Winding its way through lush river gorges, climbing steep peaks, and passing dramatic waterfalls, the Flåm Railway is one of Europe’s most spectacular train journeys. Running 12.5 miles (20 kilometers) between the Norwegian towns of Flåm and Myrdal, the train is among Norway’s most popular tourist attractions, offering incredible views over the UNESCO World Heritage-listed fjords.

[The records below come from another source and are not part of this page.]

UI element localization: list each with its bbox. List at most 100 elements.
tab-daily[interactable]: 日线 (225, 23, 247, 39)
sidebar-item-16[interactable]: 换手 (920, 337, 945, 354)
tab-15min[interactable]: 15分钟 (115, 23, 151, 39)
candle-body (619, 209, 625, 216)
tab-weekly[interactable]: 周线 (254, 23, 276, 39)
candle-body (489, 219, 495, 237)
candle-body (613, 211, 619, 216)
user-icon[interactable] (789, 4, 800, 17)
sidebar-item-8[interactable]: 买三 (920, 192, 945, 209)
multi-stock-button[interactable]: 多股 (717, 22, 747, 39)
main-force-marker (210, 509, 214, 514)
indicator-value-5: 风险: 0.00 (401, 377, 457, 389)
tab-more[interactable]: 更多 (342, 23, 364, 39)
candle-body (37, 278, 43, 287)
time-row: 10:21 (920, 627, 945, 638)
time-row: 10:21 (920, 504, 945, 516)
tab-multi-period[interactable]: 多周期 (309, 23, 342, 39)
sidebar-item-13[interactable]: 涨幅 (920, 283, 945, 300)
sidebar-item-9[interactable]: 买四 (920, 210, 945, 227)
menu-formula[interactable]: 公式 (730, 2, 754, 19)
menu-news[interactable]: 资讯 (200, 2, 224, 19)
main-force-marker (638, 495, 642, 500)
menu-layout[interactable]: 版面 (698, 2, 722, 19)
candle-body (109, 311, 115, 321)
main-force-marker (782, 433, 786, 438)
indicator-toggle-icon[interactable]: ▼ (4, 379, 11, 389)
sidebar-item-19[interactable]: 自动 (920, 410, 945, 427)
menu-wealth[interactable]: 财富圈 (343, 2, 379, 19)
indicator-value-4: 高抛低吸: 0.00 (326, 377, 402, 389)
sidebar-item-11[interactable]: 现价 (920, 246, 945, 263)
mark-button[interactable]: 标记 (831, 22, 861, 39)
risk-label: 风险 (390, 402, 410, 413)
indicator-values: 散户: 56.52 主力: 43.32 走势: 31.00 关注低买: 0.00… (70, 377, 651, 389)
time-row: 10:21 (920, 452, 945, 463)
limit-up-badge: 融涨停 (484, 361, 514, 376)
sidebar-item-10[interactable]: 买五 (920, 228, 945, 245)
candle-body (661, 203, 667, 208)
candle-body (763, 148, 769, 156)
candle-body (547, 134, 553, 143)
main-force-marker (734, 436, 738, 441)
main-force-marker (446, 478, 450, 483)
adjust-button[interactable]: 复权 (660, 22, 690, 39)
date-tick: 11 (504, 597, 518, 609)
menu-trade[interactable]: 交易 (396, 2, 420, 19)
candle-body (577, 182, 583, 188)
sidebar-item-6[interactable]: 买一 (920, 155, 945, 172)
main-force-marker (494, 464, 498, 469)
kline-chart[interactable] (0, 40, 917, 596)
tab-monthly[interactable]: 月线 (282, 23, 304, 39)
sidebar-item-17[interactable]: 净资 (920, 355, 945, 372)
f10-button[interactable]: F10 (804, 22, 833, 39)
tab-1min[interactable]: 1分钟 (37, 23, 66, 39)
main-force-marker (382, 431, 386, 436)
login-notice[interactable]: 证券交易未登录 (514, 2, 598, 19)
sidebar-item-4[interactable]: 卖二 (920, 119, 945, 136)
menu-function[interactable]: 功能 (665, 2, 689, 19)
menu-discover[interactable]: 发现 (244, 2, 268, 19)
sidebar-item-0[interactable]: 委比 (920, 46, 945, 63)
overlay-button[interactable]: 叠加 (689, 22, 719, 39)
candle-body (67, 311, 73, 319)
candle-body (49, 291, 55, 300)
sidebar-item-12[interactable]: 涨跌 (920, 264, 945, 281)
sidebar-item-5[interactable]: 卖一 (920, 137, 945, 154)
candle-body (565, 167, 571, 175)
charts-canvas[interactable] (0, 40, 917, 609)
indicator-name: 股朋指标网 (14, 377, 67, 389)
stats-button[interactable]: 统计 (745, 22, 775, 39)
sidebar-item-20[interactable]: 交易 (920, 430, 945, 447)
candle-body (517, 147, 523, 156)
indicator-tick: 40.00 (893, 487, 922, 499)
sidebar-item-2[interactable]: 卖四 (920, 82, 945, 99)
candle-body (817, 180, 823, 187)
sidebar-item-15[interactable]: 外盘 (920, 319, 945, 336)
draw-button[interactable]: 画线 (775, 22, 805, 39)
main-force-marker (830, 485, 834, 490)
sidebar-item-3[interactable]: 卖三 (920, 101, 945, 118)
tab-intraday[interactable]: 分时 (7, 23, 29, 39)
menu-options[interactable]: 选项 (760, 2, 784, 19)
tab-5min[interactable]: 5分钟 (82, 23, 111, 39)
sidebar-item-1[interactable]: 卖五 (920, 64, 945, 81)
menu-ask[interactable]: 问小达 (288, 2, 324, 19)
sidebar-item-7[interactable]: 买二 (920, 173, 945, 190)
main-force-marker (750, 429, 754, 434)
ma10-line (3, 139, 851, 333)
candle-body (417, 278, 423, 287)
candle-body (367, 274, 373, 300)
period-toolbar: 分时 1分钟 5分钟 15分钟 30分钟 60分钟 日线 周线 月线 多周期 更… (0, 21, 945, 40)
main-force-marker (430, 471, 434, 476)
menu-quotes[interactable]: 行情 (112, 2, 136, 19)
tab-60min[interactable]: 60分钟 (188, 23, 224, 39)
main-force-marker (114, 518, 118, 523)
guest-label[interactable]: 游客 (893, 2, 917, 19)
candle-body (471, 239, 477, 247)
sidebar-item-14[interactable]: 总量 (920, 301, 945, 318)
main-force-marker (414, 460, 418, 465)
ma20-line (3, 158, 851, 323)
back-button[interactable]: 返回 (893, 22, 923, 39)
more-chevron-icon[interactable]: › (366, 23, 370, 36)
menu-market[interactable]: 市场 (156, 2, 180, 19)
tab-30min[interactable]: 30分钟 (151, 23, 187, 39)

It’s possible to complete the round-trip journey from Flåm to Myrdal in about two hours, including stops at Kjosfossen waterfall and Myrdal. For an even more unforgettable journey, combine the ride with a cruise around the Sognefjord, Norway’s longest and deepest fjord, or soak up the scenery on a self-guided transfer from Bergen to Oslo that includes a ride on the Bergen Railway and a ferry cruise across the Naeroyfjord fjord.
Things to Know Before You Go
There are restrooms, cafés, luggage storage, and souvenir shops at Myrdal and Flåm stations.

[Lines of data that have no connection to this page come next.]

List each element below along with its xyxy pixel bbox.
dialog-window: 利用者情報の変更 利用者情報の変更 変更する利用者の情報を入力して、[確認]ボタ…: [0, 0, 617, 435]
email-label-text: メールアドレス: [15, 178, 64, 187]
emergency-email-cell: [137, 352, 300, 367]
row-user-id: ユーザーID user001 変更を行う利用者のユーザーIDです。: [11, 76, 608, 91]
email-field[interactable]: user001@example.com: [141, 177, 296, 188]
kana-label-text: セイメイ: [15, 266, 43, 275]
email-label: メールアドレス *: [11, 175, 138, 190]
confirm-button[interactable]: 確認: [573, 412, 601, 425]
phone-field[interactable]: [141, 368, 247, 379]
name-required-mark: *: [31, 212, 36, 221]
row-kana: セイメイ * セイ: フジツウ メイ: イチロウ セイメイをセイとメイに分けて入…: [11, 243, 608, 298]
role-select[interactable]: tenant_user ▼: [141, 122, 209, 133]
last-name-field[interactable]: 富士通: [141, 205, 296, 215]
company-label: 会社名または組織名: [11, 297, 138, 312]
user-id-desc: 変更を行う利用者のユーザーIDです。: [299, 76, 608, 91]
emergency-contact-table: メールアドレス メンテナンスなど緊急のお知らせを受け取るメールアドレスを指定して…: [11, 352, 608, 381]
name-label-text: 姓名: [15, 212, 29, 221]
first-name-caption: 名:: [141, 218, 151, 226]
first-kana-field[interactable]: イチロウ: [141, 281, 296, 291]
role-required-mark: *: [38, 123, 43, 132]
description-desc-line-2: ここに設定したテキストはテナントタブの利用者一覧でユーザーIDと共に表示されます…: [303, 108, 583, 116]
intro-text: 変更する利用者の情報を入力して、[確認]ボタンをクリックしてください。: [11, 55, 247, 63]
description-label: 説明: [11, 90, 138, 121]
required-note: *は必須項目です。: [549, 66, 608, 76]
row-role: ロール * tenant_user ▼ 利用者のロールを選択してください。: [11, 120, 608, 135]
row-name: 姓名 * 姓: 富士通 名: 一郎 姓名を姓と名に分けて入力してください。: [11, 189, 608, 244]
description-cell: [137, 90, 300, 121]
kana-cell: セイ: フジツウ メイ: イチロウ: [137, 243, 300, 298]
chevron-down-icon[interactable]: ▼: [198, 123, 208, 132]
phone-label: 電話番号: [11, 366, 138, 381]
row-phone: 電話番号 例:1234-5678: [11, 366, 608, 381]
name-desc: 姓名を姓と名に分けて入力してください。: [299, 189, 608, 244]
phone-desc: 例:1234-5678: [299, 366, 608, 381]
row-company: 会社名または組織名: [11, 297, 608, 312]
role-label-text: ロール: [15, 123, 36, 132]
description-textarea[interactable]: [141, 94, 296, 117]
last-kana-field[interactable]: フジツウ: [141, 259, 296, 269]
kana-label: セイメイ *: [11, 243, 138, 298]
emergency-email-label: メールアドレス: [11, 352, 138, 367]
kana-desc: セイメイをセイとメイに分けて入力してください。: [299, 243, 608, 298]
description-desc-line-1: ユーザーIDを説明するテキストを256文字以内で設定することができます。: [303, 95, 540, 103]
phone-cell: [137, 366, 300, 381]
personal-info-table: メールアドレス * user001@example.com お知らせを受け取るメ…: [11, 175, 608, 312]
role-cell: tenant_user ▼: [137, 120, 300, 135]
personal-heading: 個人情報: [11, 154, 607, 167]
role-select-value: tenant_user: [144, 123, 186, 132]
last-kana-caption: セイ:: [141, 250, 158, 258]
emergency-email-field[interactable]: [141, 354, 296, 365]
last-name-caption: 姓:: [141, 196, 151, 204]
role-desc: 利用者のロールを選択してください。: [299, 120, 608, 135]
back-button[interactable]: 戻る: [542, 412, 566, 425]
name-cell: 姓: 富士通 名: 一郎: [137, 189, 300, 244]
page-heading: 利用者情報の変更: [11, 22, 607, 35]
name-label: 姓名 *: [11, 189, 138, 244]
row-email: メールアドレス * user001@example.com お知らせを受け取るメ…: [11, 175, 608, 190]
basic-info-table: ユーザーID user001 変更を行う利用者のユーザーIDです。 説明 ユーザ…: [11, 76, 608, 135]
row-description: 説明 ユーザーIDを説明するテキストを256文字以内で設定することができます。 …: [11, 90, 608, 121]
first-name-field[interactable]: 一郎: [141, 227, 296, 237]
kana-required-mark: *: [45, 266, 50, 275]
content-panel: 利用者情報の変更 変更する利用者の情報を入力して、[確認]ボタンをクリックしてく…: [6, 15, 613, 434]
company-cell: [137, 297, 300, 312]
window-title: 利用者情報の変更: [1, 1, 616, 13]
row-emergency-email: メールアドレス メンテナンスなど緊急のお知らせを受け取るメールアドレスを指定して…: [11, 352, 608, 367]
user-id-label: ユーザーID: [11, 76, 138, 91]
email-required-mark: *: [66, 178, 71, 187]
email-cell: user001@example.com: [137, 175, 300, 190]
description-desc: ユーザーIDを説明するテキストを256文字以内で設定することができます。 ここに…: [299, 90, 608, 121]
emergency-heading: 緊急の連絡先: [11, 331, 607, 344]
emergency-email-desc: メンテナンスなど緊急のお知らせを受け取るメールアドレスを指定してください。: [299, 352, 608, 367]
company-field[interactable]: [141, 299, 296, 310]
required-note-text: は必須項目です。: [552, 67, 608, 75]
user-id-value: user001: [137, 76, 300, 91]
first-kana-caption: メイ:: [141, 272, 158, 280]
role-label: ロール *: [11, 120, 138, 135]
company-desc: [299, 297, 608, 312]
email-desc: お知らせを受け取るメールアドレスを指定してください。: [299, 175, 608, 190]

There’s time to get off and take in the views at Kjosfossen waterfall and Myrdal (for round-trip passengers), so dress accordingly for the weather as it can get chilly in the mountains.
Wheelchair access is available at all stations.
How to Get There
It’s possible to ride the Flåm Railway in either direction, from Flåm or Myrdal. Flåm Station is located in Flåm, Aurland, a roughly 10-minute walk from the Flåm ferry port on the Sognefjord.
When to Get There
The Flåm Railway runs daily year-round, but there are more than double the number of trains running in summer than winter. Those hoping to take advantage of the hiking trails and outdoor activities around Myrdal should plan a visit in spring or summer, but winter visitors benefit from magical views of glittering fjords and snow-dusted peaks.
The Flåm Railway by the Numbers
The Flåm Railway ranks as one the steepest trains in the world, with a gradient of 5.5 percent reaching a height of 2,841 feet (866 meters) in just 12.5 miles (20 kilometers). Opened in 1940, the train took almost 20 years to build and includes 20 tunnels and one railway bridge—an impressive engineering feat.